In Madonis v. Dezotti, Master Ronald Dash discussed a practice problem that frequently occurs at examinations for discovery: counsel attempting to assist the witness by stating what he or she thinks the evidence should be. His reasons provide helpful guidelines for counsel in this situation.
The action arose out of a motor vehicle accident. The plaintiff was being examined for discovery. The Master said that the examination “fell apart” when defence counsel asked about the plaintiff’s work history. His counsel interjected, “It’s on this paper. Do you want to know an exact date?” There followed a lively exchange between the lawyers as to whether the examiner was entitled to insist on her questions being answered by the plaintiff himself, even if more precise or accurate information was available in a document or from the plaintiff’s counsel.
The Master set out a set of principles governing examinations for discovery and these are useful reading in themselves (see paragraph 16 of the reasons).
The Master then dealt with the problem posed in this case. He said that “there is nothing objectionable about a lawyer producing records to assist the examining party in obtaining a more complete and accurate history as long as the examining party does not object”. But here, counsel for the plaintiff persisted in his interruptions after the examining lawyer had made her objections quite clear and this, said the Master, was improper.

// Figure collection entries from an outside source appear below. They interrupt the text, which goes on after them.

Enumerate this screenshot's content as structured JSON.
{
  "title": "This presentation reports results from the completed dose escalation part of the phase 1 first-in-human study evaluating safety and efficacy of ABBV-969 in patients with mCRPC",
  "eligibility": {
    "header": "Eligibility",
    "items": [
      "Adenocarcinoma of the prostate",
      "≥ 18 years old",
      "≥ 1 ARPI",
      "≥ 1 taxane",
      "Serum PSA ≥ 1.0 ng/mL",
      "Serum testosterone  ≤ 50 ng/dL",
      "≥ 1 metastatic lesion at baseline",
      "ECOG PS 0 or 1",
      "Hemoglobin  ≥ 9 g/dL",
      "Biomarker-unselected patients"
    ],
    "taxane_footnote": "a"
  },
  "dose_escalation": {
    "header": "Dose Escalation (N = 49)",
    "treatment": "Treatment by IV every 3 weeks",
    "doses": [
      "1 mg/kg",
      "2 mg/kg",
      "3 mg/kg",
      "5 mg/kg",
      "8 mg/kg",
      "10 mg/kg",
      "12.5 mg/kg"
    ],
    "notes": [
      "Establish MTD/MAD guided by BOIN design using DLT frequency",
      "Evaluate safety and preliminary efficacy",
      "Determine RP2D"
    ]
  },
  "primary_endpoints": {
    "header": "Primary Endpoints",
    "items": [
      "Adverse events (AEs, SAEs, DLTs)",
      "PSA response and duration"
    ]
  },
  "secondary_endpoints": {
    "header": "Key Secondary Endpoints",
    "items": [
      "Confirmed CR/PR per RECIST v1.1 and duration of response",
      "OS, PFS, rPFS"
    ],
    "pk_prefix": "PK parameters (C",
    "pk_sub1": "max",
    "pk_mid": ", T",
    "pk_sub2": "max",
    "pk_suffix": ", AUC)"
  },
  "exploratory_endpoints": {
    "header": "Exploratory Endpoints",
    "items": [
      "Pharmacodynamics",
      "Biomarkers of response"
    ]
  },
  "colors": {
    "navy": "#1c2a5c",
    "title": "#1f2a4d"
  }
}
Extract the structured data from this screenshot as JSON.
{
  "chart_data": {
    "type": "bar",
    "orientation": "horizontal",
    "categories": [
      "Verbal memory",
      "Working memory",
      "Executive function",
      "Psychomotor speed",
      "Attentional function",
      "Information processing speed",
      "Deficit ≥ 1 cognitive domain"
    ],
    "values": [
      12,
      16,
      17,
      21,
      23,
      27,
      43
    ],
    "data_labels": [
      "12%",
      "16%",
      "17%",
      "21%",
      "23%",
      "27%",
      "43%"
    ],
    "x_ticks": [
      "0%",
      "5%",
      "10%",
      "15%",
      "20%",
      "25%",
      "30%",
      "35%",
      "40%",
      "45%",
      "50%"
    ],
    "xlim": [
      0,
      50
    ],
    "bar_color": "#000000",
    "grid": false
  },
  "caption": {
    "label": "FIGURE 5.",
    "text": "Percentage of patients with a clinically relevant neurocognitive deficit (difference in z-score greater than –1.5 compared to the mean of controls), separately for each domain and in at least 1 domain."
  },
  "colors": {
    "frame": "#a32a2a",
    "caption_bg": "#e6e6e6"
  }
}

Master Dash also went on to say that, in his opinion, the plaintiff’s lawyer ought not to have said, “If you remember tell her, and if you don’t tell her you can’t remember.” He explained by analogizing the situation to cross-examination at trial:
In my view that was most improper. I appreciate Mr. Linett was concerned that his client could not remember exact dates and might give incorrect answers, but in light of Ms. Ramsay’s insistence that neither Mr. Linett nor his document come to the assistance of the plaintiff, Mr. Linett should have refrained from saying anything to his client. Those are the type of instructions a lawyer gives in preparing his client for an examination, but should not be stated once the examination has commenced, particularly in an atmosphere where Ms. Ramsay had continued to caution Mr. Linett about interfering. Clearly at trial, if the plaintiff is being cross-examined by defendants’ lawyer, plaintiff’s counsel cannot rise and tell his client “if you can’t remember tell her you don’t remember.” Similarly on an examination for discovery, plaintiff’s counsel cannot give those instructions and interfere with the defendants’ examination. In this case it appears that the plaintiff picked up on Mr. Linett’s cue since he stated, “I can’t remember exactly, but it’s on record if you need to know.”
The plaintiff was ordered to re-attend and answer questions in accordance with directions that were provided by the Master.